Fig. 2. F. Vallotton, Le Mensonge, 1897

Le pessimisme caractéristique des œuvres du peintre apparaît dans ses romans, à travers des thématiques similaires. Les Soupirs de Cyprien Morus décrit une famille avilie par la richesse et la quête de réputation. L’anéantissement relationnel systématique est exposé dans La Vie meurtrière. Quant à Corbehaut, il souligne, par l’évocation de désolation généralisée qu’il propose au lecteur, les dégâts irrémédiables de la guerre sur l’humanité. L’arrière-plan de l’œuvre plastique, décliné au travers d’une série de motifs récurrents, apparaît donc transposé dans les pages de ses récits pour en constituer le cadre narratif. Mais alors que les productions artistiques de Vallotton apparaissent comme autant de représentations distinctes et discontinues de ces thématiques pessimistes, le passage à l’écriture romanesque permet au peintre de les articuler entre elles et d’en proposer une synthèse. Ainsi, la guerre, représentée explicitement dans l’œuvre picturale de l’artiste (fig. 1), se dessine en arrière-fond de Corbehaut, comme pour signaler qu’elle est la cause directe de la déshumanisation et des mœurs perfides de ses personnages [14]. Le motif plastique devient donc un élément structurel et fonctionnel dans le récit.

La noirceur propre aux romans de Vallotton touche également des sujets qu’il n’a pas – ou peu – explorés en peinture, comme l’art et la littérature.

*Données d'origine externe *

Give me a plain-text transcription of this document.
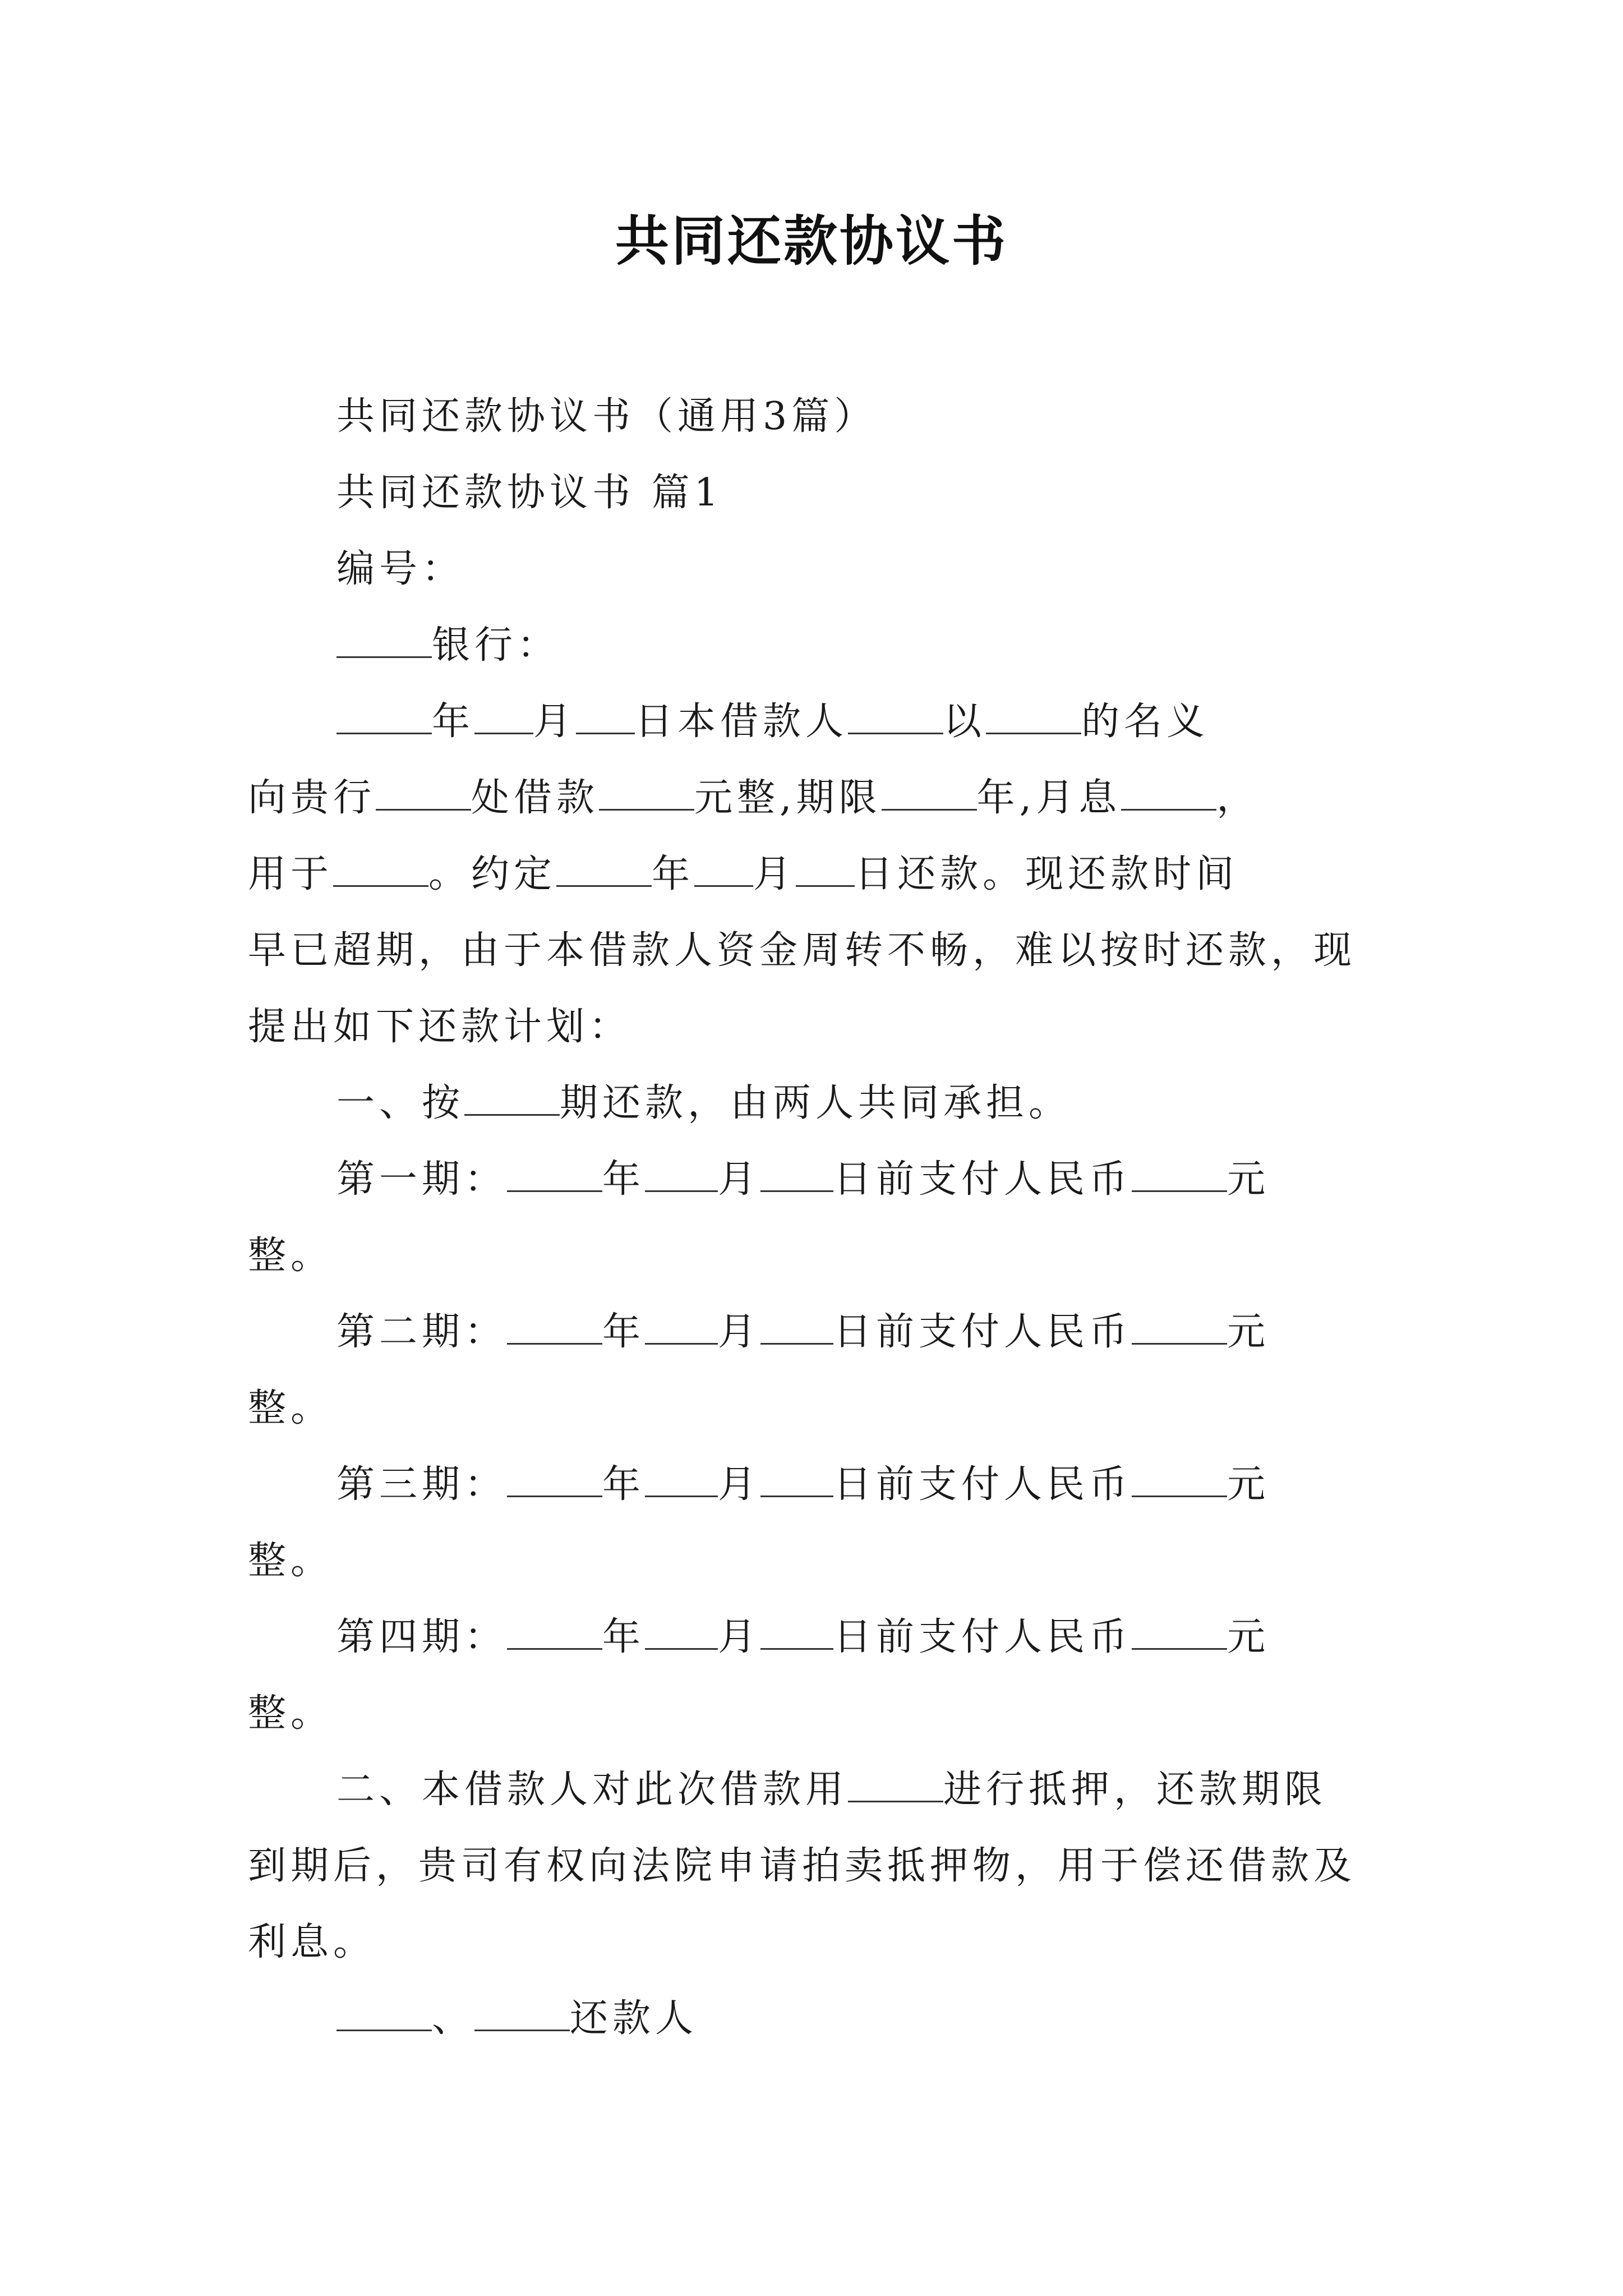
共同还款协议书
共同还款协议书（通用3篇）
共同还款协议书 篇1
编号：
银行：
年 月 日本借款人	以	的名义
向贵行	处借款	元整,期限	年,月息	，
用于	。约定	年 月 日还款。现还款时间
早已超期，由于本借款人资金周转不畅，难以按时还款，现
提出如下还款计划：
一、按	期还款，由两人共同承担。
第一期：	年 月 日前支付人民币	元
整。
第二期：	年 月 日前支付人民币	元
整。
第三期：	年 月 日前支付人民币	元
整。
第四期：	年 月 日前支付人民币	元
整。
二、本借款人对此次借款用	进行抵押，还款期限
到期后，贵司有权向法院申请拍卖抵押物，用于偿还借款及
利息。
、	还款人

Ses récits lui permettent donc d’adopter une posture réflexive critique plus difficile à mettre en œuvre dans la peinture (même si l’artiste s’y est essayé, nous y reviendrons). Ses deux premiers romans dénoncent, souvent avec humour, les institutions artistiques tel que le Salon de Paris, et plus encore les versants mercantiles de l’art. L’ekphrasis y est elle-même mise en abyme au travers des échanges de personnages purement matérialistes dans lesquels la peinture est perçue en termes de valeur commerciale, la valeur artistique ou symbolique passant à l’arrière-plan. Cette perspective coupe court au discours et à la description de l’œuvre (que le spéculateur est d’ailleurs incapable de « voir ») car elle réduit l’œuvre à son prix :

 

– Ce tableau-là vient de Hollande, dit Alba, mon mari l’a rapporté lui-même ; il représente des paysans qui… mais on ne voit pas très bien à cause du jour… La vérité est que ne l’ayant jamais regardé elle se trouvait interloquée, d’ailleurs le marquis était plus loin :
– Il est d’un imitateur de Jean Both, Madame ; ces peintures-là ne sont pas du meilleur moment de l’Ecole…
– Nous l’avons cependant payé dix-huit mille francs… [15]

 

Corbehaut s’attaque quant à lui plus volontiers à la littérature : le héros, Pierre Cortal, est un médiocre feuilletoniste, dont Vallotton dévoile les procédés de l’écriture banale et répétitive. Le processus de création est systématiquement démythifié et essentiellement considéré sous l’angle de « recettes » efficaces pour la vente.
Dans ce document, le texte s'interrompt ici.